If there's no informant, was the search based on wiretapping? Where's the warrant for that? That computer picked up in his house — the one that had the attack plans for 9/11, including Internet chat sessions with the hijackers and letters from Osama bin Laden — was it properly tagged and bagged according to standard chain-of-custody rules? Because if it went not to a secure evidence room but, say, some CIA black-arts lab, how do we know those guys didn't tamper with it?
And forget about not just whatever KSM confessed to while being waterboarded, but any evidence found as a result of the confession, too. That's the fruit of the poisoned tree, as lawyers like to say, and no jury will be allowed to take a bite of it.
If you liked the endless haggling at the O.J. Simpson trial about how and where the cops found that bloody glove, you're going to love the trial of KSM and his four co-defendants. It will have practically nothing to do with 9/11 and practically everything to do with legally dotting I's and crossing T's.
In the U.S. legal system, punishing the guilty always takes a back seat to protecting the rights of the accused. Probably 90 percent of what goes on in criminal trials today has to do not with establishing factual guilt or innocence, but with admissibility of evidence — that is, suppressing defendants' smoking guns in order to penalize overzealous cops.
That works, more or less, when you're dealing with common criminals with limited ambitions. (Though, as the furor over the Simpson verdict showed, Americans tend to be more enamored of "let a hundred guilty men go free rather than convict one innocent man" in theory than in practice.)
But trying to impose tidy domestic rules of legal due process on an overseas war on terrorism is sheer madness. Do we really expect Marines in Afghanistan to get a warrant before they search a cave to see if bin Laden is hiding in it? Do we really expect CIA officers to be experts on the rules of evidence first and spies second?
American jurisprudence has always recognized that crimes committed by the enemy during wars require different handling. The four assassins who hung for killing President Lincoln were tried not in civilian courts but in military tribunals. When eight German spies were caught in the United States during World War II, Franklin Roosevelt's government convicted them in military courts, then executed six of them, with Supreme Court approval.
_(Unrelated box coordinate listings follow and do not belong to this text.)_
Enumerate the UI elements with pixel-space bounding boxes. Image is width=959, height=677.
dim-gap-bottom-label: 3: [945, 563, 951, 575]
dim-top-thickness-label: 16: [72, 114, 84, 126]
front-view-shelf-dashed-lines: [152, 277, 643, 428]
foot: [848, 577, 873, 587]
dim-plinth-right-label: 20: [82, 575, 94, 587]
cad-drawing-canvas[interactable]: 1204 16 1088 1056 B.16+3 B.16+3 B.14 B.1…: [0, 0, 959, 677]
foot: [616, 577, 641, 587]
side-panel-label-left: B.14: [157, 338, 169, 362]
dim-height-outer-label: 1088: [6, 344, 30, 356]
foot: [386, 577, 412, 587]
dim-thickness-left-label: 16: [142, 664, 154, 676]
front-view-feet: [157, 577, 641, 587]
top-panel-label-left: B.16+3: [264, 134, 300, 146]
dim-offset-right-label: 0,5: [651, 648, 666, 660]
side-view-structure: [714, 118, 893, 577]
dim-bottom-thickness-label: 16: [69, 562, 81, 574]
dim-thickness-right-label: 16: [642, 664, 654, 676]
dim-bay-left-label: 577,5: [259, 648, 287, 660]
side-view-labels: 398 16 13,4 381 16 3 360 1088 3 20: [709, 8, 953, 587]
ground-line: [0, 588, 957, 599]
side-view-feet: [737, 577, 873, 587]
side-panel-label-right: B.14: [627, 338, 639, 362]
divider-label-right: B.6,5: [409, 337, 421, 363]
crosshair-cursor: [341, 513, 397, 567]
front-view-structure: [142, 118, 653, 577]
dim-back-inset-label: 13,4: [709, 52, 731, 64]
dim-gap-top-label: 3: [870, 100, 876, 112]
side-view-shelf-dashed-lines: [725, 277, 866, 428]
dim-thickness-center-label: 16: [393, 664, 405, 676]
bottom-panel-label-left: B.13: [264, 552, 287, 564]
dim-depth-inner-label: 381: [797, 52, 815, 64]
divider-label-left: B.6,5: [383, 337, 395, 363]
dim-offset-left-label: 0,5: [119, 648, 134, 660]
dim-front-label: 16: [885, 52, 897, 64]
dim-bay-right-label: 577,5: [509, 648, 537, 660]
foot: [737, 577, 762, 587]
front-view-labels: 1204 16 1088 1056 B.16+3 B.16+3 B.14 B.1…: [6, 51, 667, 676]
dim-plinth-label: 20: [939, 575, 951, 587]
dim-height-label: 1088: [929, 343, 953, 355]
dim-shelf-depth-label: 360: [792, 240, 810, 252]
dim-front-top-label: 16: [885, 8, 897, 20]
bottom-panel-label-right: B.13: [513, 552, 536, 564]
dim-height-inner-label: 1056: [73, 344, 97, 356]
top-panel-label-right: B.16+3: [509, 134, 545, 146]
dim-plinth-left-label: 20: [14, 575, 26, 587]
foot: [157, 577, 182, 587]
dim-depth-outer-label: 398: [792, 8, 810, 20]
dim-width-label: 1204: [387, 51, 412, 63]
Military tribunals, properly conducted, are not kangaroo courts. The Nuremberg tribunals that heard cases against accused Nazi war criminals acquitted dozens of them. But the tribunals concentrate on fact-finding rather than protecting the rights of the accused. The statutes of the Nuremberg tribunals explicitly said that they wouldn't "be bound by technical rules of evidence." Some of the judges presiding over U.S. military courts trying Japanese war criminals in Tokyo weren't even lawyers — and the Supreme Court OK'd that, too.
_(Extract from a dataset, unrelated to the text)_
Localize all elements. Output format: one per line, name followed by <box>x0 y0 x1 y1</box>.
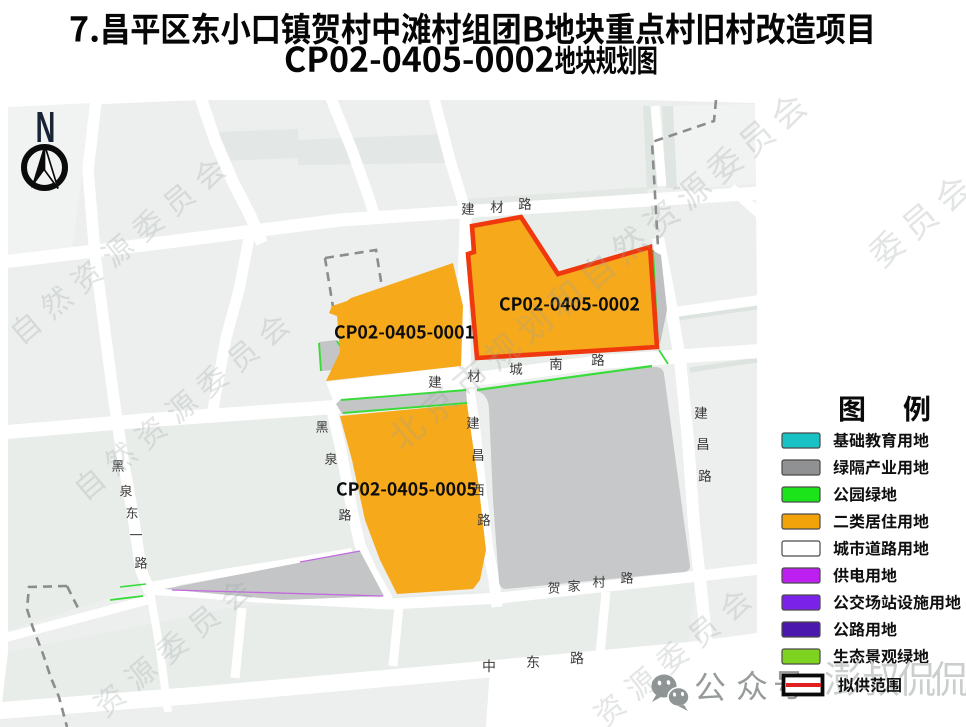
svg-text:N: N <box>36 102 56 151</box>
Mystifyingly, President Obama's administration — in a complete reversal from what Candidate Obama said on the campaign trail last year — recognizes not only the legality but the utility of military tribunals.
"The 9/11 attacks were both an act of war and a violation of our federal criminal law," Holder testified to Congress last month. "And they could have been prosecuted in either federal courts or military commissions. Courts and commissions are both essential tools in our fight against terrorism."
So why try KSM in a civilian court? "As a prosecutor, my top priority was simply to select the venue where the government will have the greatest opportunity to present the strongest case in the best forum," Holder said. And, he added, "failure is not an option."
Umm, better talk to O.J. about that.